Une nouvelle fiscalité environnementale au service de la croissance

Par Bernard M.
Publié le 28 janvier 2009 à 09:23

Le MEEDAT a rendu public un document expliquant les vertus de la fiscalité environnementale au service de la croissance.

Le MEEDAT a rendu public un document expliquant les vertus de la fiscalité environnementale au service de la croissance.

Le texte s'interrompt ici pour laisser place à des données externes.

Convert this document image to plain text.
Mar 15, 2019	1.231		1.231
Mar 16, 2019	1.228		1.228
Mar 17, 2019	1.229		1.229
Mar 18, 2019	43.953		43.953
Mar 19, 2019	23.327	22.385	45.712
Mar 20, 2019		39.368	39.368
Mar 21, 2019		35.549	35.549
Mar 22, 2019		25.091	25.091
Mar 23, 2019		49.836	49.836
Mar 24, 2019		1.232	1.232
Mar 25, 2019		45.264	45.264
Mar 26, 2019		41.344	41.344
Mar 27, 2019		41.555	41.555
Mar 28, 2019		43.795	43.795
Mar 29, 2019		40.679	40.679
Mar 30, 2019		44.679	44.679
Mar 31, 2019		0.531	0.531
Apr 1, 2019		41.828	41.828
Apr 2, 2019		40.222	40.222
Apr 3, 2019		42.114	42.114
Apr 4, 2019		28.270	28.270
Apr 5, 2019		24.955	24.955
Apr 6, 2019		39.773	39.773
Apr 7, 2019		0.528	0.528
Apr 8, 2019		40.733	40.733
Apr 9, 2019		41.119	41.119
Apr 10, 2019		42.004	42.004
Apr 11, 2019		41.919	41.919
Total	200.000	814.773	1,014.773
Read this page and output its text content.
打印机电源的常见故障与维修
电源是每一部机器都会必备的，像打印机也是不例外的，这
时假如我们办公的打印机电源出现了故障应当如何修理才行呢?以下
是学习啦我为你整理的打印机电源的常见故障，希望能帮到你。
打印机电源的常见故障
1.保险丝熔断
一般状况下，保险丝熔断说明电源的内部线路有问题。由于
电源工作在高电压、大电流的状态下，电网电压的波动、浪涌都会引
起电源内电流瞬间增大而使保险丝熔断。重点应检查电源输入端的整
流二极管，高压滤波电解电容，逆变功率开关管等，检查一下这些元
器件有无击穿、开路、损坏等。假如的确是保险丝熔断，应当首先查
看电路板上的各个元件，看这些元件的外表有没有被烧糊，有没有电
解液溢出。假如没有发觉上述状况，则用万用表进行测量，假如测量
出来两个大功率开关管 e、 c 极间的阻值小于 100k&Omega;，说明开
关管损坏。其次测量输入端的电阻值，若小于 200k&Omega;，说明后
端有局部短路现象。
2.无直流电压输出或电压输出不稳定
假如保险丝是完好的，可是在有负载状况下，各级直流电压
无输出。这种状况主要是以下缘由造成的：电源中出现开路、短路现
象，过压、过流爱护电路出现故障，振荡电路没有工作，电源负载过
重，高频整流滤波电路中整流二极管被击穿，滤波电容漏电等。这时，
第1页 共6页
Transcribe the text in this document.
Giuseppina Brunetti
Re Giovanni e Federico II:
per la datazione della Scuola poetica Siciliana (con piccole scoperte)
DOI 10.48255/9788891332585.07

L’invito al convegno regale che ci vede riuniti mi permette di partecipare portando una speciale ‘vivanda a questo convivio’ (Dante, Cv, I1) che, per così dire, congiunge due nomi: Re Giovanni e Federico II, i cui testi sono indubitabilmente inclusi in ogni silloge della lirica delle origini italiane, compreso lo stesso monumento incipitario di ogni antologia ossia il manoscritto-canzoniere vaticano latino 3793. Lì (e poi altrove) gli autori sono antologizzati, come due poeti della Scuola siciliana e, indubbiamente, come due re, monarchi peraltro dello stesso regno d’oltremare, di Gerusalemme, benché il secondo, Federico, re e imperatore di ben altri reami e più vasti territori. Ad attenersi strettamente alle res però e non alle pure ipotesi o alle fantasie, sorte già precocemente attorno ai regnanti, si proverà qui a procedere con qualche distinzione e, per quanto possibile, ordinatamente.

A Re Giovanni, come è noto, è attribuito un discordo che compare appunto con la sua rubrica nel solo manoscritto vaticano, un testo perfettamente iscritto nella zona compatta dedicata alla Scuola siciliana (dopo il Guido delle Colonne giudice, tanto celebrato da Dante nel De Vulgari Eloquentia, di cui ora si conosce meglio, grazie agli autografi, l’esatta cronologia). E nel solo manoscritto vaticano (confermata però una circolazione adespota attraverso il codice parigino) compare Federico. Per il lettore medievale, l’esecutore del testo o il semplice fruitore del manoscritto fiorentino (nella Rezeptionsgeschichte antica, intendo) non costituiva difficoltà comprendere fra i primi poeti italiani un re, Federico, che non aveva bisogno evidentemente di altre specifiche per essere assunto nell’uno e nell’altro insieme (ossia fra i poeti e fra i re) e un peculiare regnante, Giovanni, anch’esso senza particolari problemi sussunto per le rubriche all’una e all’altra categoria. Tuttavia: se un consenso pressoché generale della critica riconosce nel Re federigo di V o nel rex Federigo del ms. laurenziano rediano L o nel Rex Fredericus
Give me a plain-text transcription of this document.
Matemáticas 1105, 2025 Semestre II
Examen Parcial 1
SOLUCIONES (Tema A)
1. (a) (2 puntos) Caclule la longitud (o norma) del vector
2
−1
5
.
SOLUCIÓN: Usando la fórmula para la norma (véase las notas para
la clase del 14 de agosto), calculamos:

On y apprend notamment les principes qui ont guidé la réforme de la fiscalité environnementale :



- l’incitativité : il s’agit d’encourager les comportements vertueux sans aucun objectif de rendement budgétaire et sans infliger de pénalités financières injustifiées, notamment en l’absence d’alternative crédible ;

- la neutralité sur les prélèvements obligatoires : la réforme a été construite de façon à ce que, sur trois ans, l’accroissement des recettes fiscales soit exactement compensé par l’augmentation des aides fiscales ;

- la préservation du pouvoir d’achat des ménages et de la compétitivité des entreprises : les réformes fiscales permettent de distribuer de façon importante du pouvoir d’achat aux ménages grâce à l’ampleur des aides fiscales offertes et les prélèvements sur les entreprises sont limités ;

- la progressivité de la mise en œuvre : les délais d’adaptation des entreprises sont respectés (ex. : l’éco-redevance sur les poids lourds est applicable à compter de 2011 et l’augmentation de la taxe générale sur les activités polluantes est étalée dans le temps) ;

- la simplicité et la lisibilité : sauf exceptions dûment justifiées, les dispositifs administrativement complexes à gérer (conditions de ressources, exonérations, plafonnements) ont été évités ; ainsi l’éco-prêt à 0 % pour la rénovation thermique des logements anciens est extrêmement simple : 30 000 € maximum, sans condition de ressources avec une durée maximale de 10 ans (pouvant être portée jusqu'à 15 ans par la banque) ;

- l’affectation intégrale du produit de la fiscalité environnementale au financement des mesures du Grenelle Environnement : les recettes du budget de l’État ne bénéficient aucunement du relèvement de la fiscalité environnementale qui est entièrement affecté au financement de dépenses de protection de l’environnement (ex : l’éco-redevance poids lourds est affectée à l’Agence de financement des infrastructures de transports de France, l’augmentation de la taxation des pesticides finance le plan éco-phyto 2018, l’accroissement de la taxe générale sur les activités polluantes finance notamment un plan d’investissement des collectivités locales dans les équipements de prévention et de recyclage des déchets).